Ethical Practice As Purification

The Eightfold Path picks out Right Thought, Right Speech, and Right Action as the foci for ethical practice. This is wise.

I’d like to begin with where we are, however. We engage in wrong, unwholesome, negative thought patterns; and we react, in wrong speech and in wrong action, out of these unwholesome thought patterns.

In lieu of appealing to basic ethical precepts (however helpful these may be), might each of us try to identify the particular ways in which a specific unwholesome thought, speech, and action arise? If we could do that, then we’d be in a position to formulate ethical maxims that could be skillfully applied to the specific situation–just where we need them most.

It would be good, then, to begin by identifying one’s samskaras, or false identities.
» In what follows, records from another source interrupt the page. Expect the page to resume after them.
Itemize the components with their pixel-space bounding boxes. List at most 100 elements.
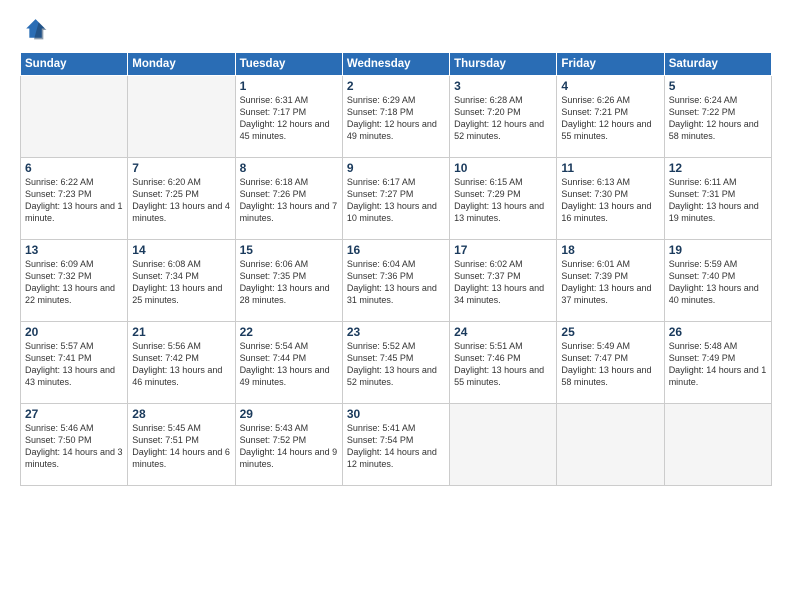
day-info: Sunrise: 5:43 AM Sunset: 7:52 PM Dayligh…	[240, 422, 338, 471]
day-info: Sunrise: 5:49 AM Sunset: 7:47 PM Dayligh…	[561, 340, 659, 389]
day-info: Sunrise: 6:04 AM Sunset: 7:36 PM Dayligh…	[347, 258, 445, 307]
calendar-cell: 1Sunrise: 6:31 AM Sunset: 7:17 PM Daylig…	[235, 76, 342, 158]
day-info: Sunrise: 6:01 AM Sunset: 7:39 PM Dayligh…	[561, 258, 659, 307]
col-header-saturday: Saturday	[664, 53, 771, 76]
col-header-monday: Monday	[128, 53, 235, 76]
calendar-cell: 24Sunrise: 5:51 AM Sunset: 7:46 PM Dayli…	[450, 322, 557, 404]
day-number: 17	[454, 243, 552, 257]
day-number: 6	[25, 161, 123, 175]
calendar-cell: 28Sunrise: 5:45 AM Sunset: 7:51 PM Dayli…	[128, 404, 235, 486]
day-number: 8	[240, 161, 338, 175]
day-number: 7	[132, 161, 230, 175]
day-info: Sunrise: 6:26 AM Sunset: 7:21 PM Dayligh…	[561, 94, 659, 143]
day-number: 29	[240, 407, 338, 421]
col-header-tuesday: Tuesday	[235, 53, 342, 76]
calendar-cell: 13Sunrise: 6:09 AM Sunset: 7:32 PM Dayli…	[21, 240, 128, 322]
calendar-week-5: 27Sunrise: 5:46 AM Sunset: 7:50 PM Dayli…	[21, 404, 772, 486]
calendar-week-1: 1Sunrise: 6:31 AM Sunset: 7:17 PM Daylig…	[21, 76, 772, 158]
day-number: 27	[25, 407, 123, 421]
day-number: 20	[25, 325, 123, 339]
day-info: Sunrise: 5:52 AM Sunset: 7:45 PM Dayligh…	[347, 340, 445, 389]
calendar-cell: 9Sunrise: 6:17 AM Sunset: 7:27 PM Daylig…	[342, 158, 449, 240]
calendar-cell: 26Sunrise: 5:48 AM Sunset: 7:49 PM Dayli…	[664, 322, 771, 404]
day-info: Sunrise: 6:20 AM Sunset: 7:25 PM Dayligh…	[132, 176, 230, 225]
day-number: 10	[454, 161, 552, 175]
day-number: 2	[347, 79, 445, 93]
calendar-cell: 25Sunrise: 5:49 AM Sunset: 7:47 PM Dayli…	[557, 322, 664, 404]
calendar-cell	[128, 76, 235, 158]
day-info: Sunrise: 6:31 AM Sunset: 7:17 PM Dayligh…	[240, 94, 338, 143]
day-info: Sunrise: 6:09 AM Sunset: 7:32 PM Dayligh…	[25, 258, 123, 307]
calendar-cell: 20Sunrise: 5:57 AM Sunset: 7:41 PM Dayli…	[21, 322, 128, 404]
day-number: 28	[132, 407, 230, 421]
day-info: Sunrise: 5:56 AM Sunset: 7:42 PM Dayligh…	[132, 340, 230, 389]
day-info: Sunrise: 6:29 AM Sunset: 7:18 PM Dayligh…	[347, 94, 445, 143]
day-info: Sunrise: 6:02 AM Sunset: 7:37 PM Dayligh…	[454, 258, 552, 307]
calendar-week-4: 20Sunrise: 5:57 AM Sunset: 7:41 PM Dayli…	[21, 322, 772, 404]
day-number: 24	[454, 325, 552, 339]
day-info: Sunrise: 6:17 AM Sunset: 7:27 PM Dayligh…	[347, 176, 445, 225]
day-info: Sunrise: 5:51 AM Sunset: 7:46 PM Dayligh…	[454, 340, 552, 389]
calendar-cell: 7Sunrise: 6:20 AM Sunset: 7:25 PM Daylig…	[128, 158, 235, 240]
day-info: Sunrise: 6:08 AM Sunset: 7:34 PM Dayligh…	[132, 258, 230, 307]
day-info: Sunrise: 6:11 AM Sunset: 7:31 PM Dayligh…	[669, 176, 767, 225]
day-info: Sunrise: 6:18 AM Sunset: 7:26 PM Dayligh…	[240, 176, 338, 225]
day-number: 5	[669, 79, 767, 93]
col-header-wednesday: Wednesday	[342, 53, 449, 76]
day-number: 25	[561, 325, 659, 339]
header	[20, 16, 772, 44]
day-number: 3	[454, 79, 552, 93]
calendar-cell: 14Sunrise: 6:08 AM Sunset: 7:34 PM Dayli…	[128, 240, 235, 322]
day-number: 16	[347, 243, 445, 257]
calendar-cell	[664, 404, 771, 486]
day-number: 23	[347, 325, 445, 339]
col-header-friday: Friday	[557, 53, 664, 76]
col-header-thursday: Thursday	[450, 53, 557, 76]
calendar-cell	[557, 404, 664, 486]
calendar-cell: 21Sunrise: 5:56 AM Sunset: 7:42 PM Dayli…	[128, 322, 235, 404]
calendar: SundayMondayTuesdayWednesdayThursdayFrid…	[20, 52, 772, 486]
day-info: Sunrise: 6:13 AM Sunset: 7:30 PM Dayligh…	[561, 176, 659, 225]
day-info: Sunrise: 6:24 AM Sunset: 7:22 PM Dayligh…	[669, 94, 767, 143]
calendar-cell: 22Sunrise: 5:54 AM Sunset: 7:44 PM Dayli…	[235, 322, 342, 404]
calendar-cell: 17Sunrise: 6:02 AM Sunset: 7:37 PM Dayli…	[450, 240, 557, 322]
day-number: 9	[347, 161, 445, 175]
calendar-cell: 19Sunrise: 5:59 AM Sunset: 7:40 PM Dayli…	[664, 240, 771, 322]
day-number: 11	[561, 161, 659, 175]
day-number: 30	[347, 407, 445, 421]
day-number: 26	[669, 325, 767, 339]
calendar-cell: 4Sunrise: 6:26 AM Sunset: 7:21 PM Daylig…	[557, 76, 664, 158]
day-info: Sunrise: 5:46 AM Sunset: 7:50 PM Dayligh…	[25, 422, 123, 471]
col-header-sunday: Sunday	[21, 53, 128, 76]
calendar-cell: 30Sunrise: 5:41 AM Sunset: 7:54 PM Dayli…	[342, 404, 449, 486]
day-number: 18	[561, 243, 659, 257]
calendar-cell: 16Sunrise: 6:04 AM Sunset: 7:36 PM Dayli…	[342, 240, 449, 322]
day-info: Sunrise: 5:59 AM Sunset: 7:40 PM Dayligh…	[669, 258, 767, 307]
calendar-cell: 23Sunrise: 5:52 AM Sunset: 7:45 PM Dayli…	[342, 322, 449, 404]
calendar-cell: 2Sunrise: 6:29 AM Sunset: 7:18 PM Daylig…	[342, 76, 449, 158]
day-number: 14	[132, 243, 230, 257]
day-number: 12	[669, 161, 767, 175]
calendar-cell: 10Sunrise: 6:15 AM Sunset: 7:29 PM Dayli…	[450, 158, 557, 240]
day-info: Sunrise: 6:22 AM Sunset: 7:23 PM Dayligh…	[25, 176, 123, 225]
calendar-cell: 12Sunrise: 6:11 AM Sunset: 7:31 PM Dayli…	[664, 158, 771, 240]
day-number: 1	[240, 79, 338, 93]
logo-icon	[20, 16, 48, 44]
calendar-cell	[21, 76, 128, 158]
day-info: Sunrise: 5:57 AM Sunset: 7:41 PM Dayligh…	[25, 340, 123, 389]
calendar-cell	[450, 404, 557, 486]
calendar-cell: 29Sunrise: 5:43 AM Sunset: 7:52 PM Dayli…	[235, 404, 342, 486]
day-info: Sunrise: 6:15 AM Sunset: 7:29 PM Dayligh…	[454, 176, 552, 225]
day-info: Sunrise: 5:45 AM Sunset: 7:51 PM Dayligh…	[132, 422, 230, 471]
calendar-cell: 27Sunrise: 5:46 AM Sunset: 7:50 PM Dayli…	[21, 404, 128, 486]
day-number: 13	[25, 243, 123, 257]
logo	[20, 16, 52, 44]
calendar-cell: 11Sunrise: 6:13 AM Sunset: 7:30 PM Dayli…	[557, 158, 664, 240]
day-number: 15	[240, 243, 338, 257]
calendar-week-2: 6Sunrise: 6:22 AM Sunset: 7:23 PM Daylig…	[21, 158, 772, 240]
day-info: Sunrise: 6:28 AM Sunset: 7:20 PM Dayligh…	[454, 94, 552, 143]
day-info: Sunrise: 5:41 AM Sunset: 7:54 PM Dayligh…	[347, 422, 445, 471]
calendar-cell: 6Sunrise: 6:22 AM Sunset: 7:23 PM Daylig…	[21, 158, 128, 240]
page: SundayMondayTuesdayWednesdayThursdayFrid…	[0, 0, 792, 612]
calendar-header-row: SundayMondayTuesdayWednesdayThursdayFrid…	[21, 53, 772, 76]
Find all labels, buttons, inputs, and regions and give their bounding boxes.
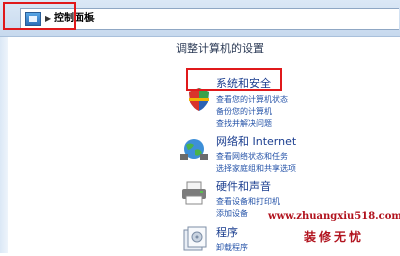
left-nav-pane	[0, 37, 8, 253]
highlight-box	[3, 2, 76, 30]
breadcrumb-expand-icon[interactable]: ▶	[89, 14, 95, 23]
highlight-box	[186, 68, 282, 91]
link-uninstall-program[interactable]: 卸载程序	[216, 242, 248, 253]
link-find-fix-problems[interactable]: 查找并解决问题	[216, 118, 272, 129]
watermark-url: www.zhuangxiu518.com	[268, 211, 400, 222]
link-view-computer-status[interactable]: 查看您的计算机状态	[216, 94, 288, 105]
link-homegroup-sharing[interactable]: 选择家庭组和共享选项	[216, 163, 296, 174]
category-network-internet[interactable]: 网络和 Internet	[216, 135, 296, 149]
programs-icon[interactable]	[180, 226, 207, 252]
link-add-device[interactable]: 添加设备	[216, 208, 248, 219]
printer-icon[interactable]	[180, 180, 206, 206]
watermark-text: 装修无忧	[303, 230, 364, 244]
link-view-devices-printers[interactable]: 查看设备和打印机	[216, 196, 280, 207]
category-programs[interactable]: 程序	[216, 226, 238, 240]
page-title: 调整计算机的设置	[176, 42, 264, 55]
category-hardware-sound[interactable]: 硬件和声音	[216, 180, 271, 194]
watermark: www.zhuangxiu518.com 装修无忧	[268, 207, 400, 253]
network-globe-icon[interactable]	[180, 136, 208, 162]
link-backup-computer[interactable]: 备份您的计算机	[216, 106, 272, 117]
address-field[interactable]: ▶ 控制面板 ▶	[20, 8, 399, 30]
address-bar: ▶ 控制面板 ▶	[0, 0, 400, 37]
link-view-network-status[interactable]: 查看网络状态和任务	[216, 151, 288, 162]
If John, out of pride, believes, “I am the knower,” then unwholesome thoughts will show up (“She doesn’t know what she’s talking about–the fool”) as will wrong speech (“It seems to me that quantum mechanics says otherwise”) and wrong action (the agent in question refuses to do X or Y on the grounds that both are ‘beneath him’).

The key ethical maxims, in this case, would be:

  • Be humble: let go of pride and thus of separation.
  • Be charitable: give a lot of slack to others as they express their views, etc.
  • Be open: let go of “yes this” and “no that” (Zhuangzi).

Understood thus, ethical practice is a way of purification and thus a way also of attuning oneself to Awareness.